Le groupe de retail BtoB Manutan a été confronté à la question du « comment industrialiser ? » comme de nombreux autres. Henri Adreit, DSI de l’entreprise, va prendre le poste de directeur du digital pour mieux coordonner les projets entre métiers et IT. « L’an dernier, nous avons organisé un hackathon qui a permis de faire émerger des applications très intéressantes de l’IA pour notre entreprise : l’optimisation des visites de nos commerciaux sur le terrain, la possibilité pour les clients de faire des recherches par l’image, ou encore un bot pour assurer une partie du SAV, se souvient-il. Nous étions emballés, donc nous avons voulu déployer tous ces projets. Mais nous nous sommes rendu compte que celui pour les commerciaux devait s’intégrer plus largement dans notre changement de CRM et qu’il ne pouvait pas s’y rattacher juste comme cela… Nous avons été confrontés à des réalités de roadmap, tout simplement. Quant à la recherche d’image, nous manquions de compétences pour vraiment faire aboutir un projet satisfaisant pour le groupe. » Les efforts se concentreront finalement sur le chatbot, simple à déployer à l’échelle et qui a inspiré d’autres services. « Nous allons rapidement déployer un second chatbot, cette fois-ci tourné vers l’interne pour amener du self-service RH à nos collaborateurs », se projette Henri Adreit, que les difficultés n’ont pas démotivé.
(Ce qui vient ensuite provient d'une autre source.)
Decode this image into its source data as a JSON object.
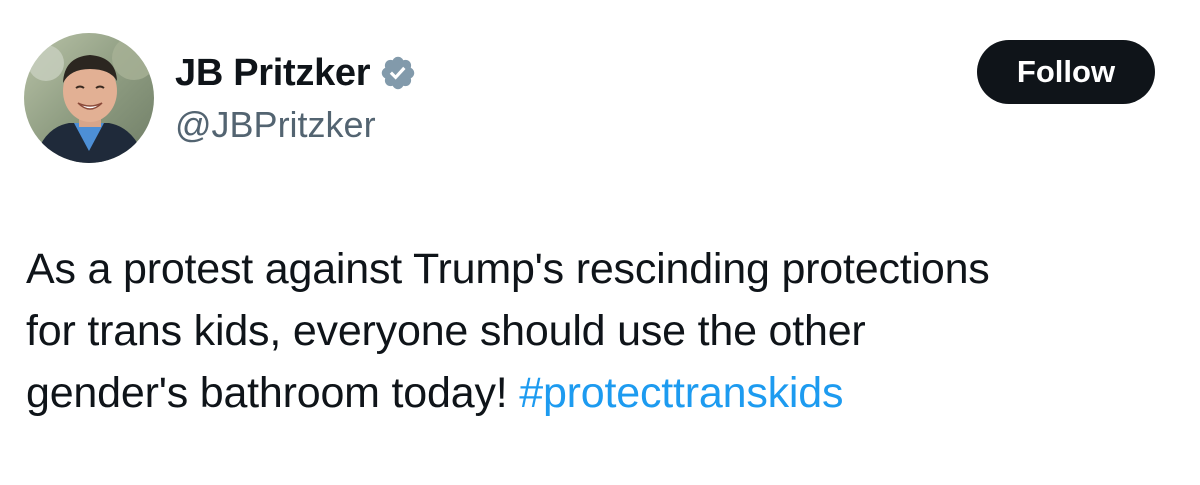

Alors, est-ce qu’expérimenter rime avec enterrer les bonnes idées ? « Le proof of concept (POC), c’est l’enfer pour les entreprises comme pour les start-up. C’est l’héritage d’un temps où innover avec le numérique était risqué et où il fallait surtout marquer des « bons points de communication » à faible coût. Il faut prendre conscience qu’on a dépassé ce stade », résume Thomas Solignac, fondateur et CEO de Golem.AI. La jeune pousse, spécialiste de l’interprétation du langage humain sans machine learning estime que les projets menés ainsi n’aboutissent que très rarement à un déploiement d’ampleur et menacent la santé économique des start-up. « Nous essayons de passer cette étape, quitte à proposer plutôt une démo gratuite sur un point de douleur très précis et technique de l’entreprise pour la convaincre, en allant directement à la rencontre des métiers avec la direction de l’innovation et la DSI. Sans cela, on impose la technologie et elle ne sera jamais acceptée et donc industrialisée », explique le dirigeant. Golem.AI mène aujourd’hui un projet avec le groupe d’assurance Allianz et espère démontrer à la fois la maturité de sa démarche et le fait que l’IA devient à ce titre un outil comme les autres.